Me lo ha fatto capire attraverso il piccolo Vittorio Carnicelli, di 10 anni, che ha fatto la Prima Comunione lo scorso Giugno e che ha deciso di indossare l’abito bello di quel giorno, anche se era l’unico bambino vestito così e anche se doveva stare vicino al vescovo Gianpiero Palmieri e un po’ si vergognava. Mi ha detto il ragazzino: “Ho deciso io di rimettermi il vestito della mia Prima Comunione, perché una parrocchiana, Patrizia, mi ha detto che è bello vedere i bambini in chiesa, perché portano allegria, e mi ha chiesto di vestirmi così. Siccome sono stato l’unico bambino della comunità a ricevere la Prima Comunione in questa chiesa, ho pensato che avrei dovuto per forza portare io un po’ di allegria. Ero l’unico! Quindi le ho detto subito di sì e, anche se mamma e papà non potevano venire perché erano impegnati, io mi sono fatto accompagnare dai nonni”.
Me lo ha fatto capire anche attraverso un altro giovanotto, ma questa volta di ben 89 anni, Gaetano Montagnini, il quale, appena ha visto avvicinarsi la processione con la statua del Patrono, con la mano, ha fatto cenno di alzarsi ad altre due persone, sedute sull’altalena.

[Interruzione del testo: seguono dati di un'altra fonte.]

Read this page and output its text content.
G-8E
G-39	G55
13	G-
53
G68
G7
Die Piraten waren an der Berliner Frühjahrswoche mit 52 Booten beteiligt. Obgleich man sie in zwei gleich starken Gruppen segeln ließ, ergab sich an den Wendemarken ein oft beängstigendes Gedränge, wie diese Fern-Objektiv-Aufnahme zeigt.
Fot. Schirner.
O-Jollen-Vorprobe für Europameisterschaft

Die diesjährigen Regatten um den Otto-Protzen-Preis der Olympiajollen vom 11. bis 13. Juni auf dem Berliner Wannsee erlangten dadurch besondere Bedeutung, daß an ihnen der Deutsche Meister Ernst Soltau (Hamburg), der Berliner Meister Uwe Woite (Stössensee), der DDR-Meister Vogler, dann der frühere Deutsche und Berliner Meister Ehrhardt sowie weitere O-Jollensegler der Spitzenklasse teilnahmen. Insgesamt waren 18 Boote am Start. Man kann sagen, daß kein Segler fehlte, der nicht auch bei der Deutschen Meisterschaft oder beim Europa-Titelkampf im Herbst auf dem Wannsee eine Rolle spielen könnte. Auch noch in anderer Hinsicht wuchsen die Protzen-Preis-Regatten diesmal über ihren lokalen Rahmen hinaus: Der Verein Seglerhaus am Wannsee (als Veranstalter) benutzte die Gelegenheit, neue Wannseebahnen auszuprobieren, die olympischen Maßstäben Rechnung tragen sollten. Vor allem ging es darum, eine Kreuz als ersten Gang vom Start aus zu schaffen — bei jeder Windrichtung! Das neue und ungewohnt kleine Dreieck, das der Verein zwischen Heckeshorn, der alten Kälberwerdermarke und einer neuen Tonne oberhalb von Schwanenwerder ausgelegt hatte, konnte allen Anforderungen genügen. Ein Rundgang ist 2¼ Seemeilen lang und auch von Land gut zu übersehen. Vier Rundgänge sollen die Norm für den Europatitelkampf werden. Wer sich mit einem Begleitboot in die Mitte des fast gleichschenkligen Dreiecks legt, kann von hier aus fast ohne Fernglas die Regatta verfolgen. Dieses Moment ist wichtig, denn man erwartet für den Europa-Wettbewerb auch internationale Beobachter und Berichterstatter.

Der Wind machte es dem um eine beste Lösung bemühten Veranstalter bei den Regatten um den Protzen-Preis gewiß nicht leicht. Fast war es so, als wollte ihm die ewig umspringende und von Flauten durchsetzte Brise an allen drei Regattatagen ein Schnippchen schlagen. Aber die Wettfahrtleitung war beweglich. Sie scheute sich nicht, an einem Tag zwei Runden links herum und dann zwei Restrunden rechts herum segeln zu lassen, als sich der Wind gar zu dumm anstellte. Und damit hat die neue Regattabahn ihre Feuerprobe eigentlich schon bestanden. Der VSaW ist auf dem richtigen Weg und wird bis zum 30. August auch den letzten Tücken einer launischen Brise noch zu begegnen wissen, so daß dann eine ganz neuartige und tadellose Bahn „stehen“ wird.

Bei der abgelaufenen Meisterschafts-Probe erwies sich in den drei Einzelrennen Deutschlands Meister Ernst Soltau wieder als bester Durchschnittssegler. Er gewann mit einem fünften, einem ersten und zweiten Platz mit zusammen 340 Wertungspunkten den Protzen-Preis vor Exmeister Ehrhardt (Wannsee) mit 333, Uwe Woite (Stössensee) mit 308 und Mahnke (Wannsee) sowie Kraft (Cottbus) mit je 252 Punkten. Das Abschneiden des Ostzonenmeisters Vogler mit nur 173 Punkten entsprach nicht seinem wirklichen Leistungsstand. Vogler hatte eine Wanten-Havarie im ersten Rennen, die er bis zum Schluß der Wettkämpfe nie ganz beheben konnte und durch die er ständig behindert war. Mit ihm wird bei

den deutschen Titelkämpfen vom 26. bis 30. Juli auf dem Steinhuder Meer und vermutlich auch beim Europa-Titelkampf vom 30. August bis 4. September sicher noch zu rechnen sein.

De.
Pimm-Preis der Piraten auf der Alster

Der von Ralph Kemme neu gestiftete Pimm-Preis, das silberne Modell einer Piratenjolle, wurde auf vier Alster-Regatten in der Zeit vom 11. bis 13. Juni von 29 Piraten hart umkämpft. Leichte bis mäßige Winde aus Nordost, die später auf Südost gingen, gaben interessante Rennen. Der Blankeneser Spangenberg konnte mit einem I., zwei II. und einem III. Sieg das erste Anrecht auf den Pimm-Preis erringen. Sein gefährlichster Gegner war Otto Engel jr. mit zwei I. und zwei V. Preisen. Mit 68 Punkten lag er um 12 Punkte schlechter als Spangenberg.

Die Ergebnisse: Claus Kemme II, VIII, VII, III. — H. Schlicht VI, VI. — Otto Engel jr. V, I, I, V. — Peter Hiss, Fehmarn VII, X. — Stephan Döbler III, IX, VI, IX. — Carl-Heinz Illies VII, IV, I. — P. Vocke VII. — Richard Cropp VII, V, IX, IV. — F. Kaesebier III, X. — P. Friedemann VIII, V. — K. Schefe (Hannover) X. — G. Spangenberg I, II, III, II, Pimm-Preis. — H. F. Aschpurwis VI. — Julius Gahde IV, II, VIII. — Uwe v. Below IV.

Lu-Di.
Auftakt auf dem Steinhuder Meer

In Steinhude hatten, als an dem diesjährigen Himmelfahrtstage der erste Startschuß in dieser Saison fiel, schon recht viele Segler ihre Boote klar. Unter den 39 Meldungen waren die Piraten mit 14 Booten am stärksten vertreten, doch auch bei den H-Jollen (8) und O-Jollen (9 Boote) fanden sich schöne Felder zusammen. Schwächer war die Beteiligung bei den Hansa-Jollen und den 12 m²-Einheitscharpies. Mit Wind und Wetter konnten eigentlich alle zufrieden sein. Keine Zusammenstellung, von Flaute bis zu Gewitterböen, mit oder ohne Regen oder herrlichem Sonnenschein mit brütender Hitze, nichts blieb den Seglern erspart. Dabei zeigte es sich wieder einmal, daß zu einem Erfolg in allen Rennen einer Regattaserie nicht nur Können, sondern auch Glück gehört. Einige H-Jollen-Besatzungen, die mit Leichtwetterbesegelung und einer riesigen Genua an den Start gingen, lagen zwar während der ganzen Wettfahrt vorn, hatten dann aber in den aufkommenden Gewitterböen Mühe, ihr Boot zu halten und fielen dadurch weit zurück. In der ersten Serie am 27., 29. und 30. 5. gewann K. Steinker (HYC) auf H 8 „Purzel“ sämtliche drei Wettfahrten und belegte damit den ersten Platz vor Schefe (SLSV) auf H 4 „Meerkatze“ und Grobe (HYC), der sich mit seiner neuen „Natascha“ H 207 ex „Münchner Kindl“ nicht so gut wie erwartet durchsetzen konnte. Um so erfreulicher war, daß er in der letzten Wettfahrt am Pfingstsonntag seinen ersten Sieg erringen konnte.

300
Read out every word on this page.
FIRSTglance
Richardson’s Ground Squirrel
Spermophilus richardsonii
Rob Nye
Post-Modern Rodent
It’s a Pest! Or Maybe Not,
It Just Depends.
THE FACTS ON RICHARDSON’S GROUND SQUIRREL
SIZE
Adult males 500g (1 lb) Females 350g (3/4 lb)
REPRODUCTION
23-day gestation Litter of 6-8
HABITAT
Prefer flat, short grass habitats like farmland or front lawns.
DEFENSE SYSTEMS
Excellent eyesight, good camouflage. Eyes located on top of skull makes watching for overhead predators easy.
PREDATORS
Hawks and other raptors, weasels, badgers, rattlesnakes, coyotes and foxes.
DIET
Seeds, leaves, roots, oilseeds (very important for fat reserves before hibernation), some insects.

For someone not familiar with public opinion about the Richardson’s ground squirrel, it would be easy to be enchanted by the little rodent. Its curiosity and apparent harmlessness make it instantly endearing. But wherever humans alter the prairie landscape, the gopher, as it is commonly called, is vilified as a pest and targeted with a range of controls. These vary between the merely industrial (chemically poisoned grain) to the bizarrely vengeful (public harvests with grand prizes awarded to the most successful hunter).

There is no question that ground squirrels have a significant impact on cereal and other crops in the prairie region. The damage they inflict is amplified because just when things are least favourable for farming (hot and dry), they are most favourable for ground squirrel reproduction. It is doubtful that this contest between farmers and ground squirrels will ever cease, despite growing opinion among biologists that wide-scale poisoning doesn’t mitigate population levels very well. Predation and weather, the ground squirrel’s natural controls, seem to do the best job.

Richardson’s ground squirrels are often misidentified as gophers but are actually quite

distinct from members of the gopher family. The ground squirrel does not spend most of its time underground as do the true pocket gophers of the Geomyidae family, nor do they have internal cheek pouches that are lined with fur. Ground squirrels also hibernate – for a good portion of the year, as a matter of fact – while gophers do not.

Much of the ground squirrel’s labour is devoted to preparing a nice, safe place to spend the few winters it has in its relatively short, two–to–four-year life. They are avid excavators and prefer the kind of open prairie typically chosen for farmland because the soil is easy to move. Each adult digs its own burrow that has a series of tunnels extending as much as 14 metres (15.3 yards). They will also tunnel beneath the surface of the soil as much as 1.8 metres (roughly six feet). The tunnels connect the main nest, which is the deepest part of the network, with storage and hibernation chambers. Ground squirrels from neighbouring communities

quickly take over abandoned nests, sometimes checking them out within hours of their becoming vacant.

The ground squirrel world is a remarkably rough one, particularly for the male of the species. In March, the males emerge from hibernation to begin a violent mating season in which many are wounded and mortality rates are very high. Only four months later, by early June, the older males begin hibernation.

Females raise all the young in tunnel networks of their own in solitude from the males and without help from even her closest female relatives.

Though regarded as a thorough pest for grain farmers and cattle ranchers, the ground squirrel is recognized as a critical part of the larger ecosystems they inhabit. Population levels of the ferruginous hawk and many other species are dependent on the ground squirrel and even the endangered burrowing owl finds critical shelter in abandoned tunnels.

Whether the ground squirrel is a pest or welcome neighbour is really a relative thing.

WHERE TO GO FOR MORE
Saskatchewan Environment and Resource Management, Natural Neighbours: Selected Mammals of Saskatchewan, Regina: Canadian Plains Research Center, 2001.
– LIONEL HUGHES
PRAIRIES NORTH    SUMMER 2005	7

Non ha pronunciato parola, ma in quel gesto c’era un’esortazione chiara e forte, come se avesse detto loro: “Forza! Passa il nostro Sant’Emidio! Dobbiamo onorarlo ed unirci alla processione!”. E così è stato: Gaetano, la moglie ed il resto della comitiva si sono uniti alla piccola folla radunata.
Me lo ha fatto capire attraverso il giovane Francesco Tranquilli, giovane davvero stavolta, perché di anni ne ha 19! Francesco ha ascoltato la Messa e partecipato alla processione insieme alla ragazza e, sempre insieme a lei, mi ha aiutato a scattare alcune foto, visto che ad un certo punto il mio cellulare si è scaricato. E, tra le tante foto, quando sono andata a rivederle e selezionarle, ne ho trovate alcune scattate ai fiori, alle montagne, al cielo, segno evidenti di due occhi che sanno guardare alla bellezza che è intorno.
Me lo ha fatto capire attraverso Patrizia Allevi, Annamaria Falgiani, Valentina Galli, Domenica Gaspari, Manuela Giovanotti e Clara Puleggio, quando mi hanno offerto da mangiare e da bere, quando mi hanno chiesto di partecipare alla “Sorte”, quando mi hanno invitato ad ascoltare Elio Giobbe, quando mi hanno chiesto di restare per cantare e ballare con loro, quando mi hanno offerto il basilico e quando mi hanno consigliato di cambiare la piantina, perché quella da me scelta era conciata un po’ male. Una premura ed un’accoglienza di sapevano di Vangelo.
Mi perdonerà, allora, il nostro vescovo se stavolta non riporterò le sue parole, perché l’amore per la Parola e l’annuncio di Speranza che Sant’Emidio ha portato nel mondo e di cui mons. Palmieri ha parlato nella sua omelia, in questa comunità sono già realtà. Una comunità che partecipa, una comunità che “si accontenta” dell’essenziale, una comunità che è viva, come quella di Centrale, ci ricorda che nessun posto è dimenticato da Dio. Anzi, forse è proprio nei posti meno abitati e meno serviti, in quelli più segnati dal terremotato o da altre ferite, che Dio si fa più vicino. E, se mettiamo in pratica la Sua Parola, anche l’angolo più remoto e nascosto della terra, può essere un anticipo del Regno promesso.